The United States has removed its most advanced missile defence system and Patriot batteries from Saudi Arabia in recent weeks, even as the kingdom faced continued air attacks from Yemen’s Houthi rebels.
The redeployment of the defences from Prince Sultan Air Base outside Riyadh came as Gulf Arab countries nervously watched the chaotic withdrawal of US troops from Afghanistan, including their last-minute evacuations from Kabul’s besieged international airport.
While tens of thousands of American forces remain across the Arabian Peninsula as a counterweight to Iran, Gulf Arab nations worry about the US’s future plans as its military perceives a growing threat in Asia that requires those missile defences.
Tensions remain high as negotiations appear stalled in Vienna over Iran’s collapsed nuclear deal with world powers, raising the danger of future confrontations in the region.

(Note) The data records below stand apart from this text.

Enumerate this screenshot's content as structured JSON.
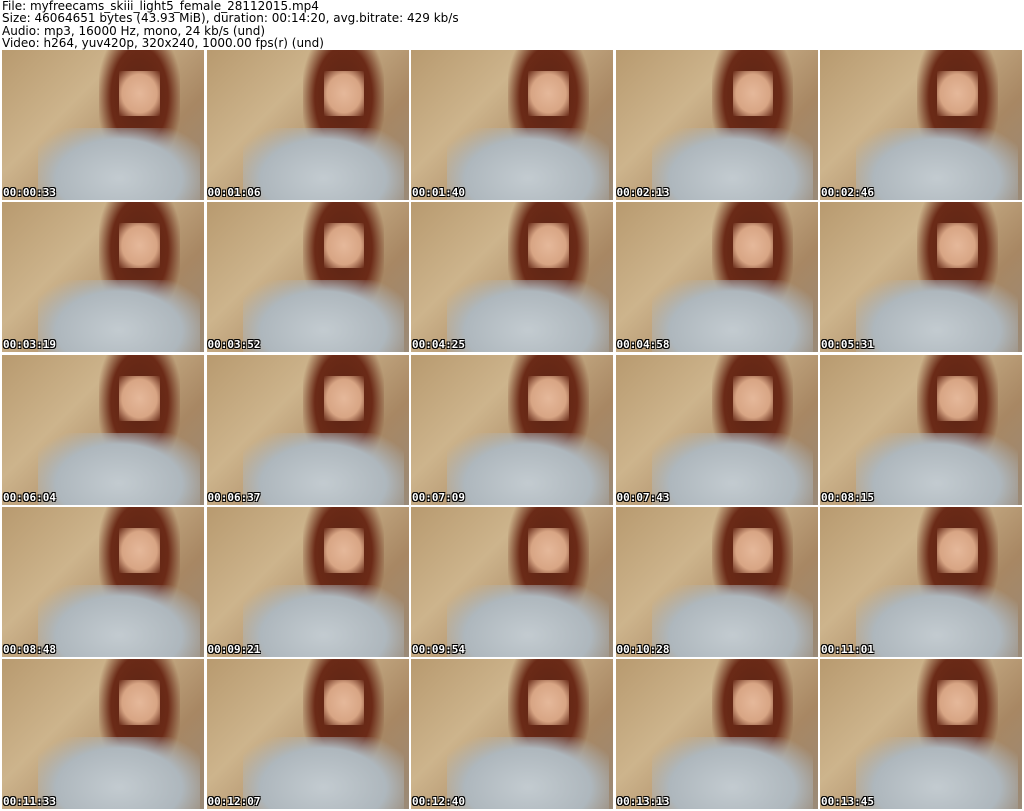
{
  "header": {
    "file_line": "File: myfreecams_skiii_light5_female_28112015.mp4",
    "size_line": "Size: 46064651 bytes (43.93 MiB), duration: 00:14:20, avg.bitrate: 429 kb/s",
    "audio_line": "Audio: mp3, 16000 Hz, mono, 24 kb/s (und)",
    "video_line": "Video: h264, yuv420p, 320x240, 1000.00 fps(r) (und)"
  },
  "thumbnails": [
    {
      "timestamp": "00:00:33"
    },
    {
      "timestamp": "00:01:06"
    },
    {
      "timestamp": "00:01:40"
    },
    {
      "timestamp": "00:02:13"
    },
    {
      "timestamp": "00:02:46"
    },
    {
      "timestamp": "00:03:19"
    },
    {
      "timestamp": "00:03:52"
    },
    {
      "timestamp": "00:04:25"
    },
    {
      "timestamp": "00:04:58"
    },
    {
      "timestamp": "00:05:31"
    },
    {
      "timestamp": "00:06:04"
    },
    {
      "timestamp": "00:06:37"
    },
    {
      "timestamp": "00:07:09"
    },
    {
      "timestamp": "00:07:43"
    },
    {
      "timestamp": "00:08:15"
    },
    {
      "timestamp": "00:08:48"
    },
    {
      "timestamp": "00:09:21"
    },
    {
      "timestamp": "00:09:54"
    },
    {
      "timestamp": "00:10:28"
    },
    {
      "timestamp": "00:11:01"
    },
    {
      "timestamp": "00:11:33"
    },
    {
      "timestamp": "00:12:07"
    },
    {
      "timestamp": "00:12:40"
    },
    {
      "timestamp": "00:13:13"
    },
    {
      "timestamp": "00:13:45"
    }
  ]
}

“Perceptions matter whether or not they’re rooted in a cold, cold reality. And the perception is very clear that the US is not as committed to the Gulf as it used to be in the views of many people in decision-making authority in the region,” said Kristian Ulrichsen, a research fellow at the James A Baker III Institute for Public Policy at Rice University.
“From the Saudi point of view, they now see Obama, Trump and Biden – three successive presidents – taking decisions that signify to some extent an abandonment.”